Artist

The Osmonds

Genre: Pop ,Bubblegum ,AM Pop ,Country-Pop
Origin: U.S.A
Active: 1959 - Present
Listen on Coda
After the Jackson 5 scored their breakthrough in 1970, another set of five brothers already familiar to audiences for nearly a decade seemed poised to attain comparable teen-idol status. With youngest sibling Donny serving as the central attraction in much the same way Michael did for the Jacksons, the Osmonds capitalized on that opening and enjoyed peak popularity throughout 1971 and 1972. Although the group’s collective chart dominance faded and had vanished by late 1974, the brothers launched enduring entertainment careers for Donny and their sister Marie while the remaining members later mounted a viable return as country performers.

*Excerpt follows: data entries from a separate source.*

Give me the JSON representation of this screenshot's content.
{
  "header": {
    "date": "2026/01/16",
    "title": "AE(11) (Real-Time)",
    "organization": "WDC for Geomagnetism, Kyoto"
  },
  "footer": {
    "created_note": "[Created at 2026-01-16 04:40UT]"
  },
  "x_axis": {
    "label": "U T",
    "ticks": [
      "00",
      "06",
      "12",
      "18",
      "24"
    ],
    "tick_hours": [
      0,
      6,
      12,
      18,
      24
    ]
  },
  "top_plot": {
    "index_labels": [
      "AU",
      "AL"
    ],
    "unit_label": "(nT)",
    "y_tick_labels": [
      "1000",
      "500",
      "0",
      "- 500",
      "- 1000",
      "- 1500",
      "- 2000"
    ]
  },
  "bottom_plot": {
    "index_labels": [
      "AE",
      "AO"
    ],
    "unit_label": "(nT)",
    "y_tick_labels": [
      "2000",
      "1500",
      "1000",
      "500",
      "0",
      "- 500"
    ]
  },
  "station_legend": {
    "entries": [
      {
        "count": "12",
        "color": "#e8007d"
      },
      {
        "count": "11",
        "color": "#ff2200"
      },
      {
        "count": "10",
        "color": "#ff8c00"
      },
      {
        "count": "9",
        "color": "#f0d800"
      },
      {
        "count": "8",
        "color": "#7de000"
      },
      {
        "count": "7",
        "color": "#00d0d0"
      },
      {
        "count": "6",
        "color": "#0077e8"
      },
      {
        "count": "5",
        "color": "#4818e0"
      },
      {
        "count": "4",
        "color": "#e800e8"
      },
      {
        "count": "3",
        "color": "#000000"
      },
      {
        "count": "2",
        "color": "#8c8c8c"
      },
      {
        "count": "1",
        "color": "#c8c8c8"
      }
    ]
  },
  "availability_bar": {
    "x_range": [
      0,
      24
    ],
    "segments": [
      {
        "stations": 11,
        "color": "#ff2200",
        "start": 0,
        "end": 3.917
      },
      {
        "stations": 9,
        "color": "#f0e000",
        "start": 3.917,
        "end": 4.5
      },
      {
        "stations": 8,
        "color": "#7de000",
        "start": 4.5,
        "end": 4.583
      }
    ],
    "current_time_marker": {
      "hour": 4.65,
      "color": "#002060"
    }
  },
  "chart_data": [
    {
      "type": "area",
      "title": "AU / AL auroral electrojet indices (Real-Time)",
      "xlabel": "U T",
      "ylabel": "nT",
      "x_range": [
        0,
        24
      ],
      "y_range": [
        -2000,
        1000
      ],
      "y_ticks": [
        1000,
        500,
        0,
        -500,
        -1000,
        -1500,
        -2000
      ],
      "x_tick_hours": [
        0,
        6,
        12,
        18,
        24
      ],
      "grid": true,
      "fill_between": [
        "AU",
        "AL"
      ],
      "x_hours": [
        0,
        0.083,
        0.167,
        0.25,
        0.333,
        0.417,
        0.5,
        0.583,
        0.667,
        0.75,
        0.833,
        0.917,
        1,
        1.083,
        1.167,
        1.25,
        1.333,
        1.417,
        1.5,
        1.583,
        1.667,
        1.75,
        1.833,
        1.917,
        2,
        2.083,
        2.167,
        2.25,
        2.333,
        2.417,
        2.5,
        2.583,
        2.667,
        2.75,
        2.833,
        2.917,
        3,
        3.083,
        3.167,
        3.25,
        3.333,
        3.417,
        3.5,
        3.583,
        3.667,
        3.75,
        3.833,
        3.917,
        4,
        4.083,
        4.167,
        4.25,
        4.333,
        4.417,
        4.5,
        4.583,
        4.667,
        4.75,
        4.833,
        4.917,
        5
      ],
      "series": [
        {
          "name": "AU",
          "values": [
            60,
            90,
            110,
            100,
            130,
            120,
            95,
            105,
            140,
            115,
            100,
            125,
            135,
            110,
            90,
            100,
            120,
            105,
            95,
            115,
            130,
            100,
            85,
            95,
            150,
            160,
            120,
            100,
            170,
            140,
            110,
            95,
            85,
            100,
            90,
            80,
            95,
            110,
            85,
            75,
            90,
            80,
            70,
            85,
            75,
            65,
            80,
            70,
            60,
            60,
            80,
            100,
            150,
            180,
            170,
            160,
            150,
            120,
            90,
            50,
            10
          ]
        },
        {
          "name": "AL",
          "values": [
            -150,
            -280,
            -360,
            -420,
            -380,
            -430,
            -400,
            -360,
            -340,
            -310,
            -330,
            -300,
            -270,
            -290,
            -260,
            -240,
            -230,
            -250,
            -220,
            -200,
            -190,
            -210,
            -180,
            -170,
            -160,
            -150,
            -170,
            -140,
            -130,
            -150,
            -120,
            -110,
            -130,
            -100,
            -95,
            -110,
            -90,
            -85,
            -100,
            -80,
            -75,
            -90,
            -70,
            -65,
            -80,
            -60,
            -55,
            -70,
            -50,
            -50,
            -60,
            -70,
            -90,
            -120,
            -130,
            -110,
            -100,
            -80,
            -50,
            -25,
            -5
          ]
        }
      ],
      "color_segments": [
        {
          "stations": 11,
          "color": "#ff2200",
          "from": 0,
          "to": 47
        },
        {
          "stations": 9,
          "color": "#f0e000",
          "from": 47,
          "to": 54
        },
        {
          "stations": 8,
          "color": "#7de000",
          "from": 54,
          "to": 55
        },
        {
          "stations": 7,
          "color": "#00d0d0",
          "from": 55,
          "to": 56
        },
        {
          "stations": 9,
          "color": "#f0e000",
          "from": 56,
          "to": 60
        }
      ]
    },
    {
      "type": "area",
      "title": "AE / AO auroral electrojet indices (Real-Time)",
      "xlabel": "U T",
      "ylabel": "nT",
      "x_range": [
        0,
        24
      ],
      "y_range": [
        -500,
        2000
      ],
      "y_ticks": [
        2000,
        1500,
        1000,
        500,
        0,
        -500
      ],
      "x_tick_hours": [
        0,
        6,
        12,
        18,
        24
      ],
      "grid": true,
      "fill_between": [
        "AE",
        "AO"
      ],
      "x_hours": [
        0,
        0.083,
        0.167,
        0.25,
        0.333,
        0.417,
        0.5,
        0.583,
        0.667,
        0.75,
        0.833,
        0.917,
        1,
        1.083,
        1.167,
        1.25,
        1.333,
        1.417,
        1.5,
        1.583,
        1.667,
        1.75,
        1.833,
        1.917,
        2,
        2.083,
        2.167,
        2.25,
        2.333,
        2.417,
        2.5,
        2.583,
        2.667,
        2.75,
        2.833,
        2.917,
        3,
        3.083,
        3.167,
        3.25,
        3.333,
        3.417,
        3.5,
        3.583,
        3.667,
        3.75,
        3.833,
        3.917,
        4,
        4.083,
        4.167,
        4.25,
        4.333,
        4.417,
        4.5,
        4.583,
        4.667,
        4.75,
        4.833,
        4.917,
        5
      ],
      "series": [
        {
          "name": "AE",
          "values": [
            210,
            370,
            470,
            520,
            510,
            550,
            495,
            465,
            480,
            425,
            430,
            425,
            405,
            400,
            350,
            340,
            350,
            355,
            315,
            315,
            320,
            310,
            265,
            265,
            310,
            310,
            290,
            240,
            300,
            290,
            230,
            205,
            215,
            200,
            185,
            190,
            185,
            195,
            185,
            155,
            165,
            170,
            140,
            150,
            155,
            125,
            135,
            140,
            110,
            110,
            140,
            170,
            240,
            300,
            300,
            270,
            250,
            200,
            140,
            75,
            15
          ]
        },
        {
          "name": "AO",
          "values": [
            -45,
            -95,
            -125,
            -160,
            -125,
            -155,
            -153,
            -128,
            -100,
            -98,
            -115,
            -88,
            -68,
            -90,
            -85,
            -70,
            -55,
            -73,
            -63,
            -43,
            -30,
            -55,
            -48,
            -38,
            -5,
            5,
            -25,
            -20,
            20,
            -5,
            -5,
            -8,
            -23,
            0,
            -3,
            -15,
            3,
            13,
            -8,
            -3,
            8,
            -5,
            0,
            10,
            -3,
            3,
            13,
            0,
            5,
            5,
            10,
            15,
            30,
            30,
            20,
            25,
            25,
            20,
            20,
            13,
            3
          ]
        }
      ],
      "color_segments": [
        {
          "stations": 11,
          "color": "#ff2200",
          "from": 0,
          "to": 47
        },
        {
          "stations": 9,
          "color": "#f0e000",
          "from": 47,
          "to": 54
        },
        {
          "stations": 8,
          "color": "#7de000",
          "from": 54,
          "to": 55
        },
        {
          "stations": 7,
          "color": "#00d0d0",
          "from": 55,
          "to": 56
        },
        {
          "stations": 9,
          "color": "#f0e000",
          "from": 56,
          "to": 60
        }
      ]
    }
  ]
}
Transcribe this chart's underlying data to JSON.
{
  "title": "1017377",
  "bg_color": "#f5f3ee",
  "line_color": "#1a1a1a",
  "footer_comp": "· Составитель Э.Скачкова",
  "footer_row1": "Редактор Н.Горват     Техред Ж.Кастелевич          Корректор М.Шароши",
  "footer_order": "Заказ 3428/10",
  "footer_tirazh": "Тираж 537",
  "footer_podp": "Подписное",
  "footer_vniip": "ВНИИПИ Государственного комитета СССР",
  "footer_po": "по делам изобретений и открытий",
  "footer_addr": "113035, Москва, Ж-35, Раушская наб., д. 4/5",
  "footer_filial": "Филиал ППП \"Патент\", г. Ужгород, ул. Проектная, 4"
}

The sons of George and Olive Osmond from Ogden, Utah—Alan (June 22, 1949), Wayne (August 28, 1951), Merrill (April 30, 1953), and Jay (March 2, 1955)—first harmonized in 1959, sharpening their stagecraft at county fairs and amusement parks while concentrating on barbershop arrangements and occasional gospel numbers. In 1962 George escorted the quartet to Los Angeles in hopes of an audition for The Lawrence Welk Show; after Welk declined to hear them, he softened the setback with a Disneyland excursion, where the siblings delivered an impromptu performance alongside a park-employed barbershop quartet. The Osmonds were promptly hired as regular evening entertainers, and within weeks the father of singer and new variety-show host Andy Williams spotted them, prompting a recommendation to his son. Five days before Christmas 1962 the group made its national-television bow on The Andy Williams Show, where they remained regular guests until the program ended in 1967. Roughly a year after that first appearance, Donny (December 9, 1957) formally joined, and the act gradually expanded its style to encompass polished pop material.

Once The Andy Williams Show concluded, the Osmonds moved to The Jerry Lewis Show and remained there through 1969. The 1970 surge of family-oriented bubblegum acts, notably the Jackson 5 and the Partridge Family, positioned the Osmonds for mainstream success. MGM president Mike Curb signed them and dispatched the group to Muscle Shoals, where studio owner and noted R&B producer Rick Hall oversaw sessions. Staff songwriter George Jackson supplied the surefire single “One Bad Apple (Don’t Spoil the Whole Bunch),” which appeared on the debut album Osmonds. Issued at the start of 1971, the track climbed to number one and held the summit for five weeks, finally translating the Osmonds’ long-standing visibility into recording stardom. Additional hits followed rapidly through 1972: “Double Lovin’,” the Top Five singles “Yo-Yo” and “Down by the Lazy River,” “Hold Her Tight,” and “Crazy Horses.” Album sales matched the singles’ momentum; Osmonds earned gold certification, as did the four subsequent releases—Homemade (1971) and the 1972 trio Phase III, The Osmonds Live, and Crazy Horses. Donny’s parallel solo trajectory also accelerated, with “Go Away Little Girl” reaching the top of the charts in 1971.

Momentum eased in 1973 when The Plan, a concept album exploring the family’s Mormon beliefs, failed to match prior commercial results, although the project found unexpected favor in the United Kingdom. That same year thirteen-year-old sister Marie Osmond began appearing with the group, though never as an official member, and she scored a solo success with “Paper Roses.” Shifting public tastes combined with numerous side projects ultimately curtailed the original lineup’s viability; “Love Me for a Reason” from 1974 became the quintet’s final Top Ten single, by which time Donny and Marie had each established independent careers, frequently collaborating as a duet act in subsequent years. The group did not formally dissolve until 1980, yet it had long ceased to register as a pop force.

Donny staged a modest late-’80s resurgence as a contemporary dance-pop vocalist and Broadway performer, then reunited with Marie in the late ’90s for the daytime talk program Donny & Marie. Marie placed several singles on the country charts during the ’90s and appeared on one season of the ABC series Dancing with the Stars in 2007. Beginning in the early ’80s the four eldest brothers—Alan, Merrill, Wayne, and Jay—performed as the country outfit the Osmond Brothers and enjoyed solid sales. They maintained an active touring schedule, frequently playing the resort community of Branson, Missouri, where they once operated their own theater. Alan stepped away from the stage in 1996, with Jimmy Osmond assuming his role. The act continued issuing recordings, chiefly through their own website. A 2008 release, Live in Las Vegas 50th Anniversary Reunion Concert, documented a celebratory performance. In 2012 Donny rejoined his brothers for the adult-contemporary album Can’t Get There Without You, which incorporated updated production. That reunion proved brief; the next two projects were holiday collections—2015’s Merry Christmas, featuring Merrill, Jay, and Jimmy on traditional and newer seasonal songs, and 2018’s Very Merry Rockin’ Good Christmas, an energetic set fronted by Jay and Merrill.